Lucene的使用:
在全文索引工具中,都是由三部分组成:
1.索引部分
2.分词部分
3.搜索部分
Lucene的开发步骤如下,一开始不理解没关系,知道大概的步骤就行了,我会附上一个小的Dome示例代码
1.创建一个Java Project
2.导入所需的jar包,core.jar包必须导入,junit也要导入,这样才能进行单元测试3.完成创建索引部分
a.创建Directory
b.创建IndexWriter
c.创建Document对象
d.为Document对象添加Field
e.通过IndexWriter添加文档到索引中
// 模拟数据
private String[] ids = { "1", "2", "3", "4", "5", "6" };
private String[] emails = { "aa@itat.org", "bb@itat.org", "cc@cc.org",
"dd@sina.org", "ee@zttc.edu.org", "ff@itat.org" };
private String[] content = { "welecome to wisited the space I like dog",
"Hello boy,do you like me", "my name is cc,I like music",
"I like football,I like you", "I like basketball",
"I like movie and swimming" };
private int[] attachs = { 2, 3, 1, 4, 5, 5 };
private String[] names = { "zhangsan", "lisi", "john", "jetty", "mike",
"jake" };
private Directory directory = null;
public Index_Util() {
try {
directory = FSDirectory.open(new File("F:/Lucene/index02"));
} catch (IOException e) {
e.printStackTrace();
}
}
public void index() {
Document doc = null;
IndexWriterConfig iwc = new IndexWriterConfig(Version.LUCENE_35,
new StandardAnalyzer(Version.LUCENE_35));
IndexWriter writer = null;
try {
writer = new IndexWriter(directory, iwc);
writer.deleteAll();
// 添加document
for (int i = 0; i < ids.length; i++) {
doc = new Document();
doc.add(new Field("ids", ids[i], Store.YES,
Index.NOT_ANALYZED_NO_NORMS));
doc.add(new Field("emails", emails[i], Store.YES,
Index.NOT_ANALYZED));
doc.add(new Field("content", content[i], Store.NO,
Index.ANALYZED));
doc.add(new Field("names", names[i], Store.YES,
Index.NOT_ANALYZED_NO_NORMS));
// 索引数字和日期
doc.add(new NumericField("attachs", Store.YES, false)
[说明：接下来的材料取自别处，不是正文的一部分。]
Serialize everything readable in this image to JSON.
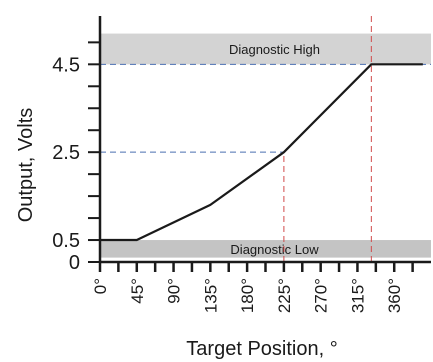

.setIntValue(attachs[i]));
doc.add(new NumericField("date", Store.YES, true)
.setLongValue(dates[i].getTime()));
// 提取加权邮箱后缀,进行加权处理
String et = emails[i].substring(emails[i].lastIndexOf("@") + 1);
// 如果HashMap中包含此后缀
if (scores.containsKey(et)) {
doc.setBoost(scores.get(et));
} else {
doc.setBoost(0.5f);
}
writer.addDocument(doc);
}
} catch (CorruptIndexException e) {
// TODO Auto-generated catch block
e.printStackTrace();
} catch (LockObtainFailedException e) {
// TODO Auto-generated catch block
e.printStackTrace();
} catch (IOException e) {
// TODO Auto-generated catch block
e.printStackTrace();
} finally {
// 关闭writer
if (writer != null) {
try {
writer.close();
} catch (CorruptIndexException e) {
e.printStackTrace();
} catch (IOException e) {
e.printStackTrace();
}
}
}
}
Field的参数中:
Field.store.Yes 或 NO (存储域选项):
设置为Yes表示把这个域中的内容完全存储到文件中,方便还原;
设置为No 表示把这个域的内容不存储到文件中,但是可以被索引,此时内容无法完全还原,无法使用doc.get还原;
Field.Index (索引选项):
Index.Analyzed : 进行分词和索引,适用于标题内容等;
Index.NOT_ANALYZED :进行索引,但是不进行分词;
Index.ANALYZED_NOT_NORMS:进行分词但是不存储norms信息,这个norms中包括了创建索引的时间和权值等信息;
Index.NOT_ANALYZED_NOT_NORMS:即不进行分词也不进行存储norms信息,如身份证号、姓名等,适用于精确搜索,没有加权的意义;
Index.NO : 不进行索引;
创建文档并且添加索引,可以这样理解:
文档相当于表中的每一条记录;
域相当于表中的每一个字段;
先创建文档,再添加域。
content存储方法:
可以使用commons-io.jar包中的方法, 通过输入流将文件读进来,转换成String,再存储处理
String content = FileUtils.readFileToString(file);
4.完成搜索部分
a.创建Directory
b.创建IndexReader
c.根据IndexReader创建IndexSearcher
d.创建搜索的Query
e.根据searcher搜索并返回TopDocs
f.根据TopDocs获取ScoreDoc对象
g.根据searcher和ScoreDoc对象获取具体的Document对象
h.根据Document对象获取需要的值
i.关闭reader
public void search() {
IndexReader reader = null;
try {
reader = IndexReader.open(directory);
IndexSearcher searcher = new IndexSearcher(reader);
// 使用TermQuary进行精确查找
TermQuery termQuery = new TermQuery(new Term("content", "like"));
TopDocs scores = searcher.search(termQuery, 10);
for (ScoreDoc sd : scores.scoreDocs) {
Document doc = searcher.doc(sd.doc);
//获取日期并转换
String dt = doc.get("date");
SimpleDateFormat date = new SimpleDateFormat("yyyy-MM-dd");
String dt2 = date.format(Long.parseLong(dt));
//System.out.println(dt2);
System.out.println("DocNo---->" + sd.doc + " name---->"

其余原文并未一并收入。